L'identificazione del quid di questo valore è per molti uno snodo centrale. In caso di business per i quali l’identificazione personale è alla base della fruizione stessa del prodotto/servizio (banche, compagnie telefoniche) lo scambio avviene spontaneamente, ma per altri mercati il discorso è più complesso. In assenza, dunque, di motivazioni intrinseche, è fondamentale per le aziende individuare che cosa offrire ai propri clienti affinché questi siano favorevoli a uno scambio.

Per dare concretezza a questo discorso possiamo fare un banale ma classico esempio di vita vera che avrà riguardato molti lettori. In ambito retail, quando si tratta di grandi catene di abbigliamento, beauty e così via è ormai prassi che, al momento del pagamento, cassiere evidentemente istruite dall'azienda chiedano a chi non la possiede di fare la carta fedeltà dell'insegna. I reali vantaggi del mettersi a compilare un modulo in cui si cedono i propri dati non è tuttavia spesso molto chiaro. In alcuni casi i punti legati alle carte danno accesso a sconti miseri a fronte di lunghe raccolte e in altri casi non sono nemmeno previsti reali sconti ma vantaggi della serie "ti facciamo sapere le promozioni che faremo". In sintesi: mi stai chiedendo di darti i miei dati per aiutarti a farti pubblicità, ma dove sta per me il reale valore aggiunto? E quelle promozioni, tra l'altro, sono davvero basate sui miei acquisti e interessi manifestati, o sono solo spam? Ricevere valore significa ottenere come minimo della convenienza, ma non solo, anche semplificazioni della quotidianità attraverso servizi e risposte che in alcuni casi possono addirittura anticipare il bisogno (come quando Zalando ti informa con precisione progressiva sullo stato del tuo reso, risparmiando all'acquirente l'ansia da monitoraggio).

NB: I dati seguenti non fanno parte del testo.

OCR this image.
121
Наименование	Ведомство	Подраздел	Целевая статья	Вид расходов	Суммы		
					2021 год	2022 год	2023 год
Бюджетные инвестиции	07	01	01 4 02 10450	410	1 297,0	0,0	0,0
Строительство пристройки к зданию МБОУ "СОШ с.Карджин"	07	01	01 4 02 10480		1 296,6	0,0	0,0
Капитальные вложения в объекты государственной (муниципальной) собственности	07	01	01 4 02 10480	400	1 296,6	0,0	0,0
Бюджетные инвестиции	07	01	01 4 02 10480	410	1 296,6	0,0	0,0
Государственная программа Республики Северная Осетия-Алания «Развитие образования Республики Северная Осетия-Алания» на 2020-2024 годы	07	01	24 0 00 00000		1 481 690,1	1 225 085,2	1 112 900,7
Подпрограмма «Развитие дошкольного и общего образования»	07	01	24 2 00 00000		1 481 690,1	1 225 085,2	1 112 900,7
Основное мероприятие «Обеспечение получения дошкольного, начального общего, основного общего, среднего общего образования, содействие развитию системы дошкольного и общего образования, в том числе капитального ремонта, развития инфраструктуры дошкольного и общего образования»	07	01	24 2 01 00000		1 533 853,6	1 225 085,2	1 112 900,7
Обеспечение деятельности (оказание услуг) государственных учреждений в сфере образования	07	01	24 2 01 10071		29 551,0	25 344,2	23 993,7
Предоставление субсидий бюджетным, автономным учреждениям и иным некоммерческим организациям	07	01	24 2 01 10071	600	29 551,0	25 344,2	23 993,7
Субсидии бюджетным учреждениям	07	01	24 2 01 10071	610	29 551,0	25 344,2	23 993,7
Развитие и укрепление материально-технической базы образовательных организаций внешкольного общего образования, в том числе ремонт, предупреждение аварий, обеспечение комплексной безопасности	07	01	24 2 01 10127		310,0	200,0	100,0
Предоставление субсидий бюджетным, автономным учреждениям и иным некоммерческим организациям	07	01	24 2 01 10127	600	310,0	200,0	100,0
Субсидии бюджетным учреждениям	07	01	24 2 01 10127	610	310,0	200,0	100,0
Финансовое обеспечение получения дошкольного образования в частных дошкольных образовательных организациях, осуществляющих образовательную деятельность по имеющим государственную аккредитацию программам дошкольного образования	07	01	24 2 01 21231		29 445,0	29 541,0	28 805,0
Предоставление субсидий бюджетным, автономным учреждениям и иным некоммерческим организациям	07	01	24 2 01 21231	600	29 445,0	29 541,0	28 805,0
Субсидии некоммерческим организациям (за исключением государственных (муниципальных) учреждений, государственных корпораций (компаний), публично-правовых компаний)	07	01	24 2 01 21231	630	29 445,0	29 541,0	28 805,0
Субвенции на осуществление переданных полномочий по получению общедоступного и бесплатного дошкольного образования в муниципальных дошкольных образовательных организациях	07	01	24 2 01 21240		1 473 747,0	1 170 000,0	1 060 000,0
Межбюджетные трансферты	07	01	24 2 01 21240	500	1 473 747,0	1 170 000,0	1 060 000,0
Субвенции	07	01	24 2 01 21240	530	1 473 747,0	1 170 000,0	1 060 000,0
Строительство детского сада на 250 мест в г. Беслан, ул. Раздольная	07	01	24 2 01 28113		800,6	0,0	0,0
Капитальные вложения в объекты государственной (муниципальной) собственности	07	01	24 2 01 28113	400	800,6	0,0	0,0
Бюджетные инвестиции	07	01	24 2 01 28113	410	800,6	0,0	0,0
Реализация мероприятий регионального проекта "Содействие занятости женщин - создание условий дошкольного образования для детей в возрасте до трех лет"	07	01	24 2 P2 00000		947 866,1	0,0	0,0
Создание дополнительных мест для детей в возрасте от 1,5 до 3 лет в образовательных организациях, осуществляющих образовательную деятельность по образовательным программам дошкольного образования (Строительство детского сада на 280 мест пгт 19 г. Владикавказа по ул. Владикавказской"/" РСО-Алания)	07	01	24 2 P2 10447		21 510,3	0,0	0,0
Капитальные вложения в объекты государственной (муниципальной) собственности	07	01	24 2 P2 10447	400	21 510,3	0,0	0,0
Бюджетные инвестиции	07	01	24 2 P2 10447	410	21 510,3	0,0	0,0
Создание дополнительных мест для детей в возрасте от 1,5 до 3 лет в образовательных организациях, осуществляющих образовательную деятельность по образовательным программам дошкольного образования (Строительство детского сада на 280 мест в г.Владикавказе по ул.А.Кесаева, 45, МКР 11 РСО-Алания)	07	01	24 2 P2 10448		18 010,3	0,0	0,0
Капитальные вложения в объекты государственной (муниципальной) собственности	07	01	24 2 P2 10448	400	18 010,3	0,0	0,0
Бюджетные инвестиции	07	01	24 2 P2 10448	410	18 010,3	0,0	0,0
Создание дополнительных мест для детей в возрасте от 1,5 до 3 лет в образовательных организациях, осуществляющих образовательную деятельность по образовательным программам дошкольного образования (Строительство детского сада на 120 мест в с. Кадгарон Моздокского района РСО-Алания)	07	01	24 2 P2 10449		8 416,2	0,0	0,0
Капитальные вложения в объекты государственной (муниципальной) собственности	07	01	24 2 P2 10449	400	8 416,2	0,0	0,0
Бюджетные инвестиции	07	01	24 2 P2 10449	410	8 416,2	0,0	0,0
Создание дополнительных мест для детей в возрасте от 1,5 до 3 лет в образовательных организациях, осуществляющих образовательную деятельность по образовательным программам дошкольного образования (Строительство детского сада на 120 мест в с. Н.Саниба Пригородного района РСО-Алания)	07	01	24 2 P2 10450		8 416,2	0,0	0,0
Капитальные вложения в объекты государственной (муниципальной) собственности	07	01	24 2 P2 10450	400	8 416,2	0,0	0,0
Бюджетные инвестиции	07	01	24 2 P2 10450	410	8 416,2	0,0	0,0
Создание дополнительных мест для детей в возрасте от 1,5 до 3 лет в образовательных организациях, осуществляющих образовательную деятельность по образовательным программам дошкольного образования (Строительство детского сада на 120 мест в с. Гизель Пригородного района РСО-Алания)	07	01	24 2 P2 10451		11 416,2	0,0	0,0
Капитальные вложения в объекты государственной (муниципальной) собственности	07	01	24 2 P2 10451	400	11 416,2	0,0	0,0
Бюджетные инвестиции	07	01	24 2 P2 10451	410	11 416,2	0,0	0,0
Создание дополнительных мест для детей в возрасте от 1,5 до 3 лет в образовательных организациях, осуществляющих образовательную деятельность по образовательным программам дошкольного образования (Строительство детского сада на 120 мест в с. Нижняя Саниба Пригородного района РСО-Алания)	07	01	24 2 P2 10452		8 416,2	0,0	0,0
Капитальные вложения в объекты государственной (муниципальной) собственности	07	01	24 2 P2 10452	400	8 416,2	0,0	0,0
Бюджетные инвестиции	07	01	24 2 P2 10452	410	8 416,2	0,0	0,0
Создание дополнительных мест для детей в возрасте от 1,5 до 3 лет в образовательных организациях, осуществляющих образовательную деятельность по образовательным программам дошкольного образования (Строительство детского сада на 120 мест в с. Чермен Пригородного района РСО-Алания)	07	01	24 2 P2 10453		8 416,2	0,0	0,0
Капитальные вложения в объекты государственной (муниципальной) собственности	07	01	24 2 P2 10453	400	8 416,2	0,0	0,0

Citare Amazon come riferimento virtuoso è fin troppo facile, ma sempre efficace. Senza entrare in questioni calde come la corretta concorrenza, la responsabilità dei marketplace rispetto ai merchant e così via, sta di fatto che, anche grazie a livelli come quelli fissati dal colosso Usa, il consumatore oggi si sta abituando a ricevere certi vantaggi ben definiti: un programma fedeltà come Amazon Prime non solo si sottoscrive senza eccessive pressioni, ma si paga perché porta dei plus chiari e calcolabili. E anche se il prezzo aumenta, proprio come avvenuto in Usa, gli utenti restano perché i vantaggi aumentano a loro volta e si è parte di un "sistema" con importanti garanzie. In Italia sta succedendo la stessa cosa, a conferma che i consumatori su questo punto non sono affatto diversi.